Lors d’un accident de la route, la loi du 5 juillet 1985 dite Loi BADINTER prévoit un statut spécial pour les conducteurs: En effet, les conducteurs en matière d’accident de la route peuvent ne pas être pleinement indemnisés. Ainsi, dans certains cas ils sont même privés totalement de leur indemnisation.  En effet, la loi stipule qu’en cas de faute, les conducteurs victimes d’accident de la route voient leur indemnisation soit réduite soit supprimée. Bien entendu cela encourage les assurances à priver ces victimes de leur indemnisation. Alors que la Cour de cassation impose un examen au cas par cas les assurances généralisent l’exclusion. Par conséquent, les conducteurs victimes ont tout intérêt à s’informer !

Que dit la loi ?

L’article 3 prévoit :

« Les victimes, hormis les conducteurs de véhicules terrestres à moteur, sont indemnisées des dommages résultant des atteintes à leur personne qu’elles ont subis, …»

Article 4

« La faute commise par le conducteur du véhicule terrestre à moteur a pour effet de limiter ou d’exclure l’indemnisation des dommages qu’il a subis. »

Article 5

« La faute, commise par la victime a pour effet de limiter ou d’exclure l’indemnisation des dommages aux biens qu’elle a subis. Toutefois, les fournitures et appareils délivrés sur prescription médicale donnent lieu à indemnisation selon les règles applicables à la réparation des atteintes à la personne.
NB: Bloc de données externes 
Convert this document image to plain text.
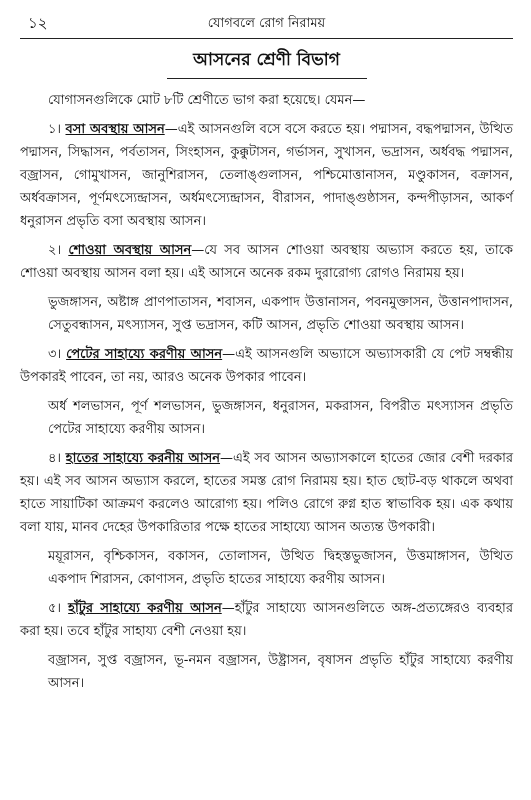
১২	যোগবলে রোগ নিরাময়
আসনের শ্রেণী বিভাগ

যোগাসনগুলিকে মোট ৮টি শ্রেণীতে ভাগ করা হয়েছে। যেমন—

১। বসা অবস্থায় আসন—এই আসনগুলি বসে বসে করতে হয়। পদ্মাসন, বদ্ধপদ্মাসন, উত্থিত পদ্মাসন, সিদ্ধাসন, পর্বতাসন, সিংহাসন, কুক্কুটাসন, গর্ভাসন, সুখাসন, ভদ্রাসন, অর্ধবদ্ধ পদ্মাসন, বজ্রাসন, গোমুখাসন, জানুশিরাসন, তেলাঙ্গুলাসন, পশ্চিমোত্তানাসন, মণ্ডুকাসন, বক্রাসন, অর্ধবক্রাসন, পূর্ণমৎস্যেন্দ্রাসন, অর্ধমৎস্যেন্দ্রাসন, বীরাসন, পাদাঙ্গুষ্ঠাসন, কন্দপীড়াসন, আকর্ণ ধনুরাসন প্রভৃতি বসা অবস্থায় আসন।

২। শোওয়া অবস্থায় আসন—যে সব আসন শোওয়া অবস্থায় অভ্যাস করতে হয়, তাকে শোওয়া অবস্থায় আসন বলা হয়। এই আসনে অনেক রকম দুরারোগ্য রোগও নিরাময় হয়।

ভুজঙ্গাসন, অষ্টাঙ্গ প্রাণপাতাসন, শবাসন, একপাদ উত্তানাসন, পবনমুক্তাসন, উত্তানপাদাসন, সেতুবন্ধাসন, মৎস্যাসন, সুপ্ত ভদ্রাসন, কটি আসন, প্রভৃতি শোওয়া অবস্থায় আসন।

৩। পেটের সাহায্যে করণীয় আসন—এই আসনগুলি অভ্যাসে অভ্যাসকারী যে পেট সম্বন্ধীয় উপকারই পাবেন, তা নয়, আরও অনেক উপকার পাবেন।

অর্ধ শলভাসন, পূর্ণ শলভাসন, ভুজঙ্গাসন, ধনুরাসন, মকরাসন, বিপরীত মৎস্যাসন প্রভৃতি পেটের সাহায্যে করণীয় আসন।

৪। হাতের সাহায্যে করনীয় আসন—এই সব আসন অভ্যাসকালে হাতের জোর বেশী দরকার হয়। এই সব আসন অভ্যাস করলে, হাতের সমস্ত রোগ নিরাময় হয়। হাত ছোট-বড় থাকলে অথবা হাতে সায়াটিকা আক্রমণ করলেও আরোগ্য হয়। পলিও রোগে রুগ্ন হাত স্বাভাবিক হয়। এক কথায় বলা যায়, মানব দেহের উপকারিতার পক্ষে হাতের সাহায্যে আসন অত্যন্ত উপকারী।

ময়ূরাসন, বৃশ্চিকাসন, বকাসন, তোলাসন, উত্থিত দ্বিহস্তভুজাসন, উত্তমাঙ্গাসন, উত্থিত একপাদ শিরাসন, কোণাসন, প্রভৃতি হাতের সাহায্যে করণীয় আসন।

৫। হাঁটুর সাহায্যে করণীয় আসন—হাঁটুর সাহায্যে আসনগুলিতে অঙ্গ-প্রত্যঙ্গেরও ব্যবহার করা হয়। তবে হাঁটুর সাহায্য বেশী নেওয়া হয়।

বজ্রাসন, সুপ্ত বজ্রাসন, ভূ-নমন বজ্রাসন, উষ্ট্রাসন, বৃষাসন প্রভৃতি হাঁটুর সাহায্যে করণীয় আসন।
Lorsque le conducteur d’un véhicule terrestre à moteur n’en est pas le propriétaire, la faute de ce conducteur peut être opposée au propriétaire pour l’indemnisation des dommages causés à son véhicule. Le propriétaire dispose d’un recours contre le conducteur. »
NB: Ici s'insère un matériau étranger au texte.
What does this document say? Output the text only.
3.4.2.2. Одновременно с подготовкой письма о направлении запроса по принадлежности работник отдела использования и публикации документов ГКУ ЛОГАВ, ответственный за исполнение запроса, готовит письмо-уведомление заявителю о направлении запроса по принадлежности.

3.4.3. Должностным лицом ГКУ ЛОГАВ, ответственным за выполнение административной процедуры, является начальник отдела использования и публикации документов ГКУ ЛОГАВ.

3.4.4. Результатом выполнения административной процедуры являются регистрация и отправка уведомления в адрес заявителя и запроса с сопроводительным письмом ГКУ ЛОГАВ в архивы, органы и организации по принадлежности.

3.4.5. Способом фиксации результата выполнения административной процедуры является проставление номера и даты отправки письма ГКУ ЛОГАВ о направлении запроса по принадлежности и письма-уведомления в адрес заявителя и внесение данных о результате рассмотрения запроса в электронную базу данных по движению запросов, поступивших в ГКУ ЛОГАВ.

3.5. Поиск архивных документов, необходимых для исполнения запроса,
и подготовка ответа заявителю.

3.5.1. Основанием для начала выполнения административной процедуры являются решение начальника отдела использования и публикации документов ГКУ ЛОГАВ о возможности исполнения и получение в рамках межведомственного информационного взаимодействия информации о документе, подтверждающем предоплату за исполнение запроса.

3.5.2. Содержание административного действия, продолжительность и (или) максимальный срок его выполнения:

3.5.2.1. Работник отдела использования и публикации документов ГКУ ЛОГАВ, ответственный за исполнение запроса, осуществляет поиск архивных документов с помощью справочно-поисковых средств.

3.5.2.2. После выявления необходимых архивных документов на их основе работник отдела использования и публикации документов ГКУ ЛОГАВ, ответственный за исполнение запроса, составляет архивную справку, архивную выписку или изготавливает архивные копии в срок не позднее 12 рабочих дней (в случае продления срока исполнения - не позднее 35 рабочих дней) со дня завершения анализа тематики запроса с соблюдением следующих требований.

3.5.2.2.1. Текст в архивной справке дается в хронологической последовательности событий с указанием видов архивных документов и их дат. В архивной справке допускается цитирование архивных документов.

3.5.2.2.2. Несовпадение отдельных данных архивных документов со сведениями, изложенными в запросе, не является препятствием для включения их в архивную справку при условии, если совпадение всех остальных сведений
Que dit la jurisprudence ?

Après des évolutions de jurisprudence, la Cour de cassation a précisé l’appréciation qu’il fallait avoir de la faute du conducteur. Ainsi, c’est une étude au cas par cas qu’il convient de faire. En effet, en matière d’accidents de la route le conducteur fautif ne doit pas être automatiquement privé de son indemnisation ! Or, les assurances ont tendance à écrire immédiatement aux conducteurs que leur faute les prive du droit à indemnisation. C’est pourquoi, elles sont recadrées par les tribunaux. En effet, la faute doit être appréciée au cas par cas. Donc les juges doivent examiner dans quelle mesure la faute a contribué à l’accident. Car il peut y avoir une faute qui n’a pas contribué à l’accident; ou bien encore une faute qui y contribué de manière importante. Il faut donc apporter cette nuance dans l’appréciation des faits.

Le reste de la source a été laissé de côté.